Smith and Wilkinson started work on their chocolate formulations in 2012 and launched the business officially last year. Funding came from their own money – each had saved £5,500 – giving them £11,000 seed capital in total. “It wasn’t a lot but that actually helped because we had to make every penny count,” said Smith. The office is in Brockley, south-east London. “It’s quite foodie area here, although not many people realise it.”
To market test their prototypes Smith and Wilkinson cycled around London visiting grocers and delicatessens with free samples of their chocolate. “We didn’t push it hard, we just offered tastings for customers and then suddenly people started ringing us up and asking for more,” said Smith. “I think there’s a movement towards food that people can understand, healthier eating and a realisation that you don’t have to sacrifice taste in order to have better food – I think our timing was right.”
The Doisy & Dam range of organic dark chocolate is handmade in Norfolk and is currently available in Ocado, Planet Organic and As Nature Intended. The entrepreneurial duo’s biggest break was a large order from Whole Foods. Like all startups, though, they have made mistakes – these include printing a run of labels for 5,000 bars with one flavour on the front and another on the side. Recently their foil manufacturer messed up, leaving Wilkinson and another colleague to hand cut 2,000 sheets of foil to continue production.
The company has won four stars at the Great Taste Awards, and is now adding five new flavours with the launch of an innovative new range of white and milk chocolate, as well as white and dark chocolate gift sets, ready for Christmas gifting.

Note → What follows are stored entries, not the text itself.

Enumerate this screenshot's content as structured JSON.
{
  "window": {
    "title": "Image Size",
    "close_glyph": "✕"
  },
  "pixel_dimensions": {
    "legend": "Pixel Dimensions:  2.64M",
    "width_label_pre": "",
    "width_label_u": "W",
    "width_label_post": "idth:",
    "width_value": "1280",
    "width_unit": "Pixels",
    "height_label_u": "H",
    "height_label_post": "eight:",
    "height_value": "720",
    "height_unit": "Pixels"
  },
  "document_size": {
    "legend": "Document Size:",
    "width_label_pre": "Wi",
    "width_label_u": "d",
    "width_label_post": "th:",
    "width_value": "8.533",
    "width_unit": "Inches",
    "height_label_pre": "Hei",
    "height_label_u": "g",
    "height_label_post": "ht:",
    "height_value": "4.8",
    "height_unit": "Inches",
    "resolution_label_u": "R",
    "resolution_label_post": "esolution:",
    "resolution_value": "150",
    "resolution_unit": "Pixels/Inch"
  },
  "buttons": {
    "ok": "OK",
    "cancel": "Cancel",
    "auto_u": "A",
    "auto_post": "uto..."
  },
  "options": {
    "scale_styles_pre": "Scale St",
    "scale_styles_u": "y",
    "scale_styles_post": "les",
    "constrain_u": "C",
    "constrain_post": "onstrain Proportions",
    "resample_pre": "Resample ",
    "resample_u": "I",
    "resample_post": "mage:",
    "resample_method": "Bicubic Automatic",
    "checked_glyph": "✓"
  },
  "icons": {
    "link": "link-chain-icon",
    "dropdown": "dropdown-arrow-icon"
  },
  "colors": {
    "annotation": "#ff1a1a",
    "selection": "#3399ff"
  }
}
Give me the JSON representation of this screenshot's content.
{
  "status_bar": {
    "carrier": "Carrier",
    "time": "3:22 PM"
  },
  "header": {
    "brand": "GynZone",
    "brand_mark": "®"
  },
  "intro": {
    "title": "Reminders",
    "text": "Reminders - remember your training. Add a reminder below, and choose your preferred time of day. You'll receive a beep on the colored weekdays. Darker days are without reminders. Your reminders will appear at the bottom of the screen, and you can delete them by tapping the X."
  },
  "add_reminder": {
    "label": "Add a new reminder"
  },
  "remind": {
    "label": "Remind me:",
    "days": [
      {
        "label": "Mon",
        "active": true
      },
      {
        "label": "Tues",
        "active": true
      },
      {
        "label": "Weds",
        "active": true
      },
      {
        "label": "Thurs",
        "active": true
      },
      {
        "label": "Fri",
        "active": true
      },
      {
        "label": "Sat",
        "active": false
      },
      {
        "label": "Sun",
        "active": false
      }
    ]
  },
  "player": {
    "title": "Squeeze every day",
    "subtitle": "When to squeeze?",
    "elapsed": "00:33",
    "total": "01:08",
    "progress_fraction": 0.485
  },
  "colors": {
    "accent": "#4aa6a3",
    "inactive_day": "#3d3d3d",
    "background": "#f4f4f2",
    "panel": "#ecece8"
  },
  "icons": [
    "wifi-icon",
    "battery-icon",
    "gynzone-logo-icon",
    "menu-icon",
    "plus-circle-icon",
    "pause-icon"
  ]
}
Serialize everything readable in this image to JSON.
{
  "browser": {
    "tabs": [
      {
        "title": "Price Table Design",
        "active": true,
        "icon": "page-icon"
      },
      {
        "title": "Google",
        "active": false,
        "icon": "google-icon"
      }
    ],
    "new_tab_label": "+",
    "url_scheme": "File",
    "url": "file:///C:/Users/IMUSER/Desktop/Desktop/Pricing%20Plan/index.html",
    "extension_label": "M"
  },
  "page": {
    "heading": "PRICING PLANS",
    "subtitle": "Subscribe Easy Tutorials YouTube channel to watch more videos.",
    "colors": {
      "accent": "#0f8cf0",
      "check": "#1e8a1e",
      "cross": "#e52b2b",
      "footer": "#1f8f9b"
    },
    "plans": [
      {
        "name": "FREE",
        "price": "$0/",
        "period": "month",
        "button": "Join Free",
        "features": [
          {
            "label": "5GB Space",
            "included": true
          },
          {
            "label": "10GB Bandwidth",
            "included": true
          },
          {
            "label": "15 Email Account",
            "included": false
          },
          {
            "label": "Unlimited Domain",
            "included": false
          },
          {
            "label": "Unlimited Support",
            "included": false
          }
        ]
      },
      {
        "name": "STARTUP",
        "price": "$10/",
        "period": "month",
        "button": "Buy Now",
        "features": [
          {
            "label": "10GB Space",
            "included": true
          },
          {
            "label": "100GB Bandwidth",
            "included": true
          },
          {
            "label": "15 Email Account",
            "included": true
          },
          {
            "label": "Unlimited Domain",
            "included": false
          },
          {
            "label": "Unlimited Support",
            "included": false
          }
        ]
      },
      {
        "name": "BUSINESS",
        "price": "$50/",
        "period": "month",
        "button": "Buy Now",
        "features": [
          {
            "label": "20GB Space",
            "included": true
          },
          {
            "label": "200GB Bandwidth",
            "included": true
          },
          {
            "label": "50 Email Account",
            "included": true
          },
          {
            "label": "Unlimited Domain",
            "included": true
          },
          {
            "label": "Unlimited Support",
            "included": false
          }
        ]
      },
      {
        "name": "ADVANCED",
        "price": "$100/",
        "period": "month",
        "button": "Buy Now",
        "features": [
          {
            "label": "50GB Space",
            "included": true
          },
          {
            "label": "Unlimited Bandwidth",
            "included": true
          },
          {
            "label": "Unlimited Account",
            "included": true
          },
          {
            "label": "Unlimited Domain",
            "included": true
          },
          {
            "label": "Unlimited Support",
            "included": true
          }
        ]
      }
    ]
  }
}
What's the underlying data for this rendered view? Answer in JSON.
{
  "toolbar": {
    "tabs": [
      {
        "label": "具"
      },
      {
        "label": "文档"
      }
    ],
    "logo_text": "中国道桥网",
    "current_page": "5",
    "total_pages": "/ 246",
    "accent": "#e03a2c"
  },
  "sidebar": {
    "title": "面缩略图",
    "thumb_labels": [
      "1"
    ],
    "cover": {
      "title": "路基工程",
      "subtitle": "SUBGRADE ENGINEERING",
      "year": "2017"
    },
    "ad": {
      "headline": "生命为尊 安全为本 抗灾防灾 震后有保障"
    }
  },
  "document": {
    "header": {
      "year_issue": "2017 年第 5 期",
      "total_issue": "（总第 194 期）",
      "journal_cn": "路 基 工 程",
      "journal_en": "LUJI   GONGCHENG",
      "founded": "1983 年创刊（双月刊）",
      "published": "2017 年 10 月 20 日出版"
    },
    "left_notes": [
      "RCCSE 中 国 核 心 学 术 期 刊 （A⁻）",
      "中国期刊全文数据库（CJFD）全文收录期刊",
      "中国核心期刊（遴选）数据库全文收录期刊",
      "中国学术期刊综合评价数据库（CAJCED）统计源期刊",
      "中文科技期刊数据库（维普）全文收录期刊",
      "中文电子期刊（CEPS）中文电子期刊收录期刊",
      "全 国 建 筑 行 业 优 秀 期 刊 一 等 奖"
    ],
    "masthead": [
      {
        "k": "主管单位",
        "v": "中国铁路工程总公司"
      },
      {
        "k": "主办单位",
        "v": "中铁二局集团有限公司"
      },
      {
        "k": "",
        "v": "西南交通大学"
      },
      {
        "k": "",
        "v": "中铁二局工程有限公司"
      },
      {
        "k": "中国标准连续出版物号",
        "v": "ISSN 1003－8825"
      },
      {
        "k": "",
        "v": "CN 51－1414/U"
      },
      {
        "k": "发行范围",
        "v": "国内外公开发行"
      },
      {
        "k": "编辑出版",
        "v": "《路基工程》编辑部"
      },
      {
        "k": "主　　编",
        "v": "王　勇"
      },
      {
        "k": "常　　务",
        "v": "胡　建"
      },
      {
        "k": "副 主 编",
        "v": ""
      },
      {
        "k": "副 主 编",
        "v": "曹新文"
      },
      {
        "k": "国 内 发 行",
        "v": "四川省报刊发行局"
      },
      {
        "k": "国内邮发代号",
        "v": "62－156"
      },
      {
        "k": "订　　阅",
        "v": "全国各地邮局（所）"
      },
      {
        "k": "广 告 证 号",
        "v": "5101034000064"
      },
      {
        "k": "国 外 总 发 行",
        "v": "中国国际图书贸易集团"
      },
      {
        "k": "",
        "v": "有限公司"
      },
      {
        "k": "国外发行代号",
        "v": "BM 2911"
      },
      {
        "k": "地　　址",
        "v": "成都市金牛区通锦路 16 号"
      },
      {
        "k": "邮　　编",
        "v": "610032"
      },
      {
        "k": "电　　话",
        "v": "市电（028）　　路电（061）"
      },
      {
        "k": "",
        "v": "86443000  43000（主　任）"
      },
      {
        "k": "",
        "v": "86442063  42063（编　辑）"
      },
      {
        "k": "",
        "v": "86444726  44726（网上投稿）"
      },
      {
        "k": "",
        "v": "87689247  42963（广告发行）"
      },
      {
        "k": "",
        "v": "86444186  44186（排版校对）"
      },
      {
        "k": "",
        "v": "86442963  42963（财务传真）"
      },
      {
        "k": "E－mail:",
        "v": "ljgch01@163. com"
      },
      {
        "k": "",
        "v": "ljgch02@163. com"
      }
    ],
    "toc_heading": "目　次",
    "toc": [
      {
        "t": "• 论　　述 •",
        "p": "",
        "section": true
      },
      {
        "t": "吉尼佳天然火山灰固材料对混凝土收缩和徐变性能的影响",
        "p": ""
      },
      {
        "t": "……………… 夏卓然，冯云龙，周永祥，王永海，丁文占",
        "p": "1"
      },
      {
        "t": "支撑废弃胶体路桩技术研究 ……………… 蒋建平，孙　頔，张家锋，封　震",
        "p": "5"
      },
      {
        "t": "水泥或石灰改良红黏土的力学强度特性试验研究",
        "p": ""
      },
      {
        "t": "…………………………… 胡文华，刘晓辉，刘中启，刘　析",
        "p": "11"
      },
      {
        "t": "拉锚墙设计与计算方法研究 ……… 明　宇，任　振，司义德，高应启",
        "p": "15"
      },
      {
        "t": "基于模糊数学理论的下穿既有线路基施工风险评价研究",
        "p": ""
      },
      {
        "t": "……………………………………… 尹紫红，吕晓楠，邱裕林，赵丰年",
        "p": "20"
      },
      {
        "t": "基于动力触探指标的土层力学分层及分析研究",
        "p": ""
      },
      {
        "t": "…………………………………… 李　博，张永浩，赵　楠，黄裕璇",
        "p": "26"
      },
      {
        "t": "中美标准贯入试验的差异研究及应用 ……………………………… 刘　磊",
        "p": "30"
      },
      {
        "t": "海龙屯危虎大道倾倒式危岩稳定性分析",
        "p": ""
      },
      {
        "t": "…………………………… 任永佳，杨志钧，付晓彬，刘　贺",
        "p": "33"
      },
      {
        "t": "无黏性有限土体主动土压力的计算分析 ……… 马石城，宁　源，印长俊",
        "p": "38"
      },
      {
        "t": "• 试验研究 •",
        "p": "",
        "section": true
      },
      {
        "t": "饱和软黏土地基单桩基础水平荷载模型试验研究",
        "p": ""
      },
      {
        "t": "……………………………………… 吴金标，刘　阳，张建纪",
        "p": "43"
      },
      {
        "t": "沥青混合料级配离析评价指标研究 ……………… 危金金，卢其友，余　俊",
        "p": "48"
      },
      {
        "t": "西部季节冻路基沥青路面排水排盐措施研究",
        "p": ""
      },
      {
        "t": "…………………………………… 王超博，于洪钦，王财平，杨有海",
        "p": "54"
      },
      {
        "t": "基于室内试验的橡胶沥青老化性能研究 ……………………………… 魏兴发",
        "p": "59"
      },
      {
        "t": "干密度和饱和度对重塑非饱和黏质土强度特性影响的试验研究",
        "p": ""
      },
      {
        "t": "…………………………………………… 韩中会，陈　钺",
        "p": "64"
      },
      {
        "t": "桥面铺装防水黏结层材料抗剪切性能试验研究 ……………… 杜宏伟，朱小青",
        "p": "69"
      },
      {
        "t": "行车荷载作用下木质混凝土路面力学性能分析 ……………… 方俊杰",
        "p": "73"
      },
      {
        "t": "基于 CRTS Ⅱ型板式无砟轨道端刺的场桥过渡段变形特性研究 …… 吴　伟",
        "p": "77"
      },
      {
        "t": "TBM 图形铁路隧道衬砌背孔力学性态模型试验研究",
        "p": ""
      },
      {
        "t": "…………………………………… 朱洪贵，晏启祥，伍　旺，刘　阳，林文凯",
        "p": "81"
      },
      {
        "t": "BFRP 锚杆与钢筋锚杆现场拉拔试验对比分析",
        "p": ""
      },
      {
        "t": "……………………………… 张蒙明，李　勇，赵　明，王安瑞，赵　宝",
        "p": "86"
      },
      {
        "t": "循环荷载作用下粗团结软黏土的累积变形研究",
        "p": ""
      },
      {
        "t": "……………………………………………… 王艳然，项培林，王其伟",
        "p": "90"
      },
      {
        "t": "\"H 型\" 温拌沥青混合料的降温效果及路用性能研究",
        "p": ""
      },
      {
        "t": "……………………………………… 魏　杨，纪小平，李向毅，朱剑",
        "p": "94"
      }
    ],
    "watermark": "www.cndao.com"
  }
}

Smith and Wilkinson have also recently received £150,000 private investment for 15 per cent of the business from a single investor based on their success so far. Smith predicts an increase in turnover from £65,000 in 2014 to £275,000 in 2015 and between £750,000 and £900,000 in 2016. To date, they have sold over 15 tonnes of chocolate and 225,000 bars.
Doisy & Dam’s long-term aim is to move into different food categories with the same theme of using superfoods to make delicious foods that are as nutritionally sound as they can be. They want to create a range of products that are synonymous with quality, deliciousness and natural goodness. Next summer they’re launching a cold-brewed cocoa drink.
Knowing each other for such a long time has helped them work together. “We’re highly competitive and we’ve always bickered so there’s nothing new there,” revealed Smith. “We’ll sometimes shout at each but it’s all forgotten very quickly. We found it very easy to adapt to a business relationship because we know each other so well, in a lot of business relationships people are worried about how something might come across, that isn’t an issue for us. We often each take an extreme point of view but then end up compromising which works well.”